Here is a verbatim transcript of the exclusive interview with Bobby Rakhit on CNBC-TV18. Also watch the accompanying video.
Q: The European market is clearly not seeing an opening boost in sentiment due to Obama’s appointment as President?
A:
This is going to clearly be detrimental to what we are seeing. I think it is great to have Obama as a President. But overall, the same issues still remain in the global markets.
Q: Do you think now that this event is over, the focus will now shift back to the ECB (European Central Bank) and what the Bank of England does come tomorrow and even going forward some of those global datapoints, the GDP data and the US contracting, we are expecting pretty flattish growth in the UK. So, will core fundamentals now be back in focus?

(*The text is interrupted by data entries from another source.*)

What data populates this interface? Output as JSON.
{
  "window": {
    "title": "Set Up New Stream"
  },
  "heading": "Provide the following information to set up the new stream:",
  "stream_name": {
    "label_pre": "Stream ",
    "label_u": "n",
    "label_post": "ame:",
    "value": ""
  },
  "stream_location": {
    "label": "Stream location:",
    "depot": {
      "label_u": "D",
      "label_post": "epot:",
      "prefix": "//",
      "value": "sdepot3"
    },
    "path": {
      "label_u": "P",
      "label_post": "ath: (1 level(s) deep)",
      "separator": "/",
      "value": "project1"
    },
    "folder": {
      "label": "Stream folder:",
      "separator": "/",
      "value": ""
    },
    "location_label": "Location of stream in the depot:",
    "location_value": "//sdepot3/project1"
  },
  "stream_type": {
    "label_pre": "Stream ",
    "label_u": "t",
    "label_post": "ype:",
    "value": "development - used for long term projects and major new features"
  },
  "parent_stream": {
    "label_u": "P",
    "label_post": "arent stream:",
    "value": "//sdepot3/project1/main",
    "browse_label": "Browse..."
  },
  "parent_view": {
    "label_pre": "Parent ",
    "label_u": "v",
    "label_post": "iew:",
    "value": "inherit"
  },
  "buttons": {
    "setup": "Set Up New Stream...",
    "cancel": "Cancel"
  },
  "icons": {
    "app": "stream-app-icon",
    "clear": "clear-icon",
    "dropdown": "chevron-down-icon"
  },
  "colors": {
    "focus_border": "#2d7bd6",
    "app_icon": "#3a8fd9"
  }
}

A: Absolutely. I think a lot of the perspective was on the election and things around it now go back to core fundamentals. When we go back to core fundamentals there are things that are occurring in the market. But we are still in for rocky times ahead.
We are going to see a little bit of a rally in Q4 of the current year. But clearly after the New Year, we are going to see that market sort of dissipating to a low. That is what I am really worried about.
Q: What about hedge fund redemption pressure or pressure to unwind positions by year-end closing? Do you think all of that has been much done, or perhaps in December particularly at the end of the year, we would see some more pressure coming in on the markets?
A: There would definitely be more pressure. The hedge fund industry has been affected. We are going to see another insurance company possibly go down as well. We haven’t seen the bottom yet.
I don’t think it is a bad time to start positioning yourself to punch some of the valuation deals into the portfolio. But clearly there is going to be a little bit more downside in the market. We are going to see this after 2008.